Irish Minister Simon Coveney Addresses Question on Ireland’s Role Addressing Human Rights Issues in Bahrain During the Human Rights Council

6 November 2019 – Yesterday, Seán Crowe T.D. asked Irish Foreign Minister Simon Coveney if Ireland will take a leadership role against the human rights violations in Bahrain in the United Nations Human Rights Council, particularly since Minister Coveney has previously noted human rights in Bahrain is a priority for Ireland. Mr. Crowe also inquired as to whether the Foreign Minister would work to ensure a joint statement on the human rights situation in Bahrain is tabled at the next meeting of the council in March 2020. This question was a result of ADHRB’s international advocacy efforts.

Today, Foreign Minister Coveney replied:

“The human rights situation in Bahrain remains a matter of concern. Although Bahrain has repeatedly stated its commitment to improving its human rights record and safeguarding human rights as enshrined in the Bahraini Constitution, there are ongoing instances of violations of fundamental freedoms there, including violations of freedom of opinion and expression, as well as the targeting of human rights defenders. I was alarmed to learn of the executions of three people in July, including two human rights activists. I am also aware of reports of inhumane detention conditions as well as allegations that political prisoners in Bahrain have been tortured. Ireland attaches a high priority to safeguarding human rights defenders, and continually advocates for freedom for civil society actors to operate in a safe and enabling environment, without repression.

Respect for human rights is an integral part of Ireland’s foreign policy and we consistently seek to raise our concerns on human rights issues through the most appropriate and effective channels. Our active participation at the UN Human Rights Council is particularly important in that regard. Ireland regularly raises the case of human rights in Bahrain at that forum, in the form of national statements and its support to EU Statements. For example, in September 2018, Ireland expressed concerns about the ongoing restrictions on civil society space and the treatment of human rights defenders, and called on Bahrain to respect freedom of opinion and expression. In February 2019, Ireland reiterated concern at the ongoing detention of human rights defenders. In our Item 4 statement at the Human Rights Council in July 2019, Ireland called on Bahrain to ensure respect for freedom of opinion and expression, and the right to a fair trial. Ireland also took the opportunity at the most recent Council in September 2019 to reiterate its opposition to the use of the death penalty in all circumstances.

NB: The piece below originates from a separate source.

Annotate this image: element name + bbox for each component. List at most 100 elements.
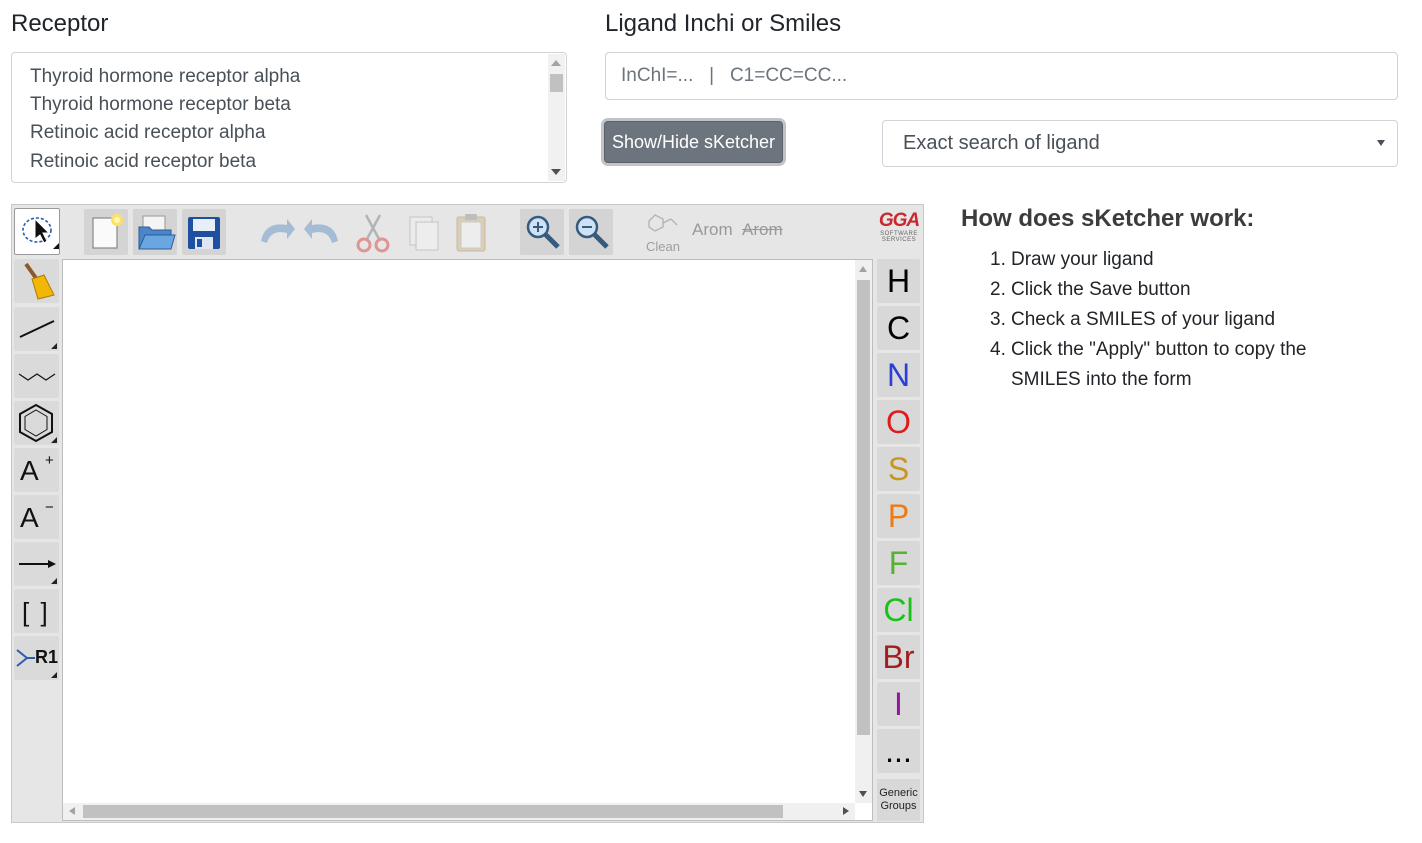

Since 2012, Ireland has signed five Human Rights Council joint statements on the human rights situation in Bahrain, which expressed concern on a number of fronts including the mistreatment of detainees, repression of demonstrations, and the arbitrary deprivation of nationality without due process. When planning for the March 2020 Human Rights Council session, we will consider carefully which priorities to set, with a view to focusing the weight of Ireland’s efforts, and the Council’s attention, on the most grave and troubling situations globally.

Our principled stance on human rights also feeds into our bilateral dialogue and we raise our human rights concerns directly with the Bahraini authorities at every opportunity. When I met the Bahraini Foreign Minister at the UN General Assembly in New York in September, I made a point of raising the human rights situation directly with him, expressing the hope that we can have an open and honest discussion on these issues. In addition, officials from my Department meet regularly with advocacy groups and Bahraini human rights defenders to discuss the situation in Bahrain.

Ireland will continue to monitor developments in Bahrain, and to call on the Bahraini Government to deliver on its stated commitment to make progress in relation to human rights. We shall do so both directly with Bahraini officials, as well as at EU and international level, including at the Human Rights Council, whenever opportunities arise.”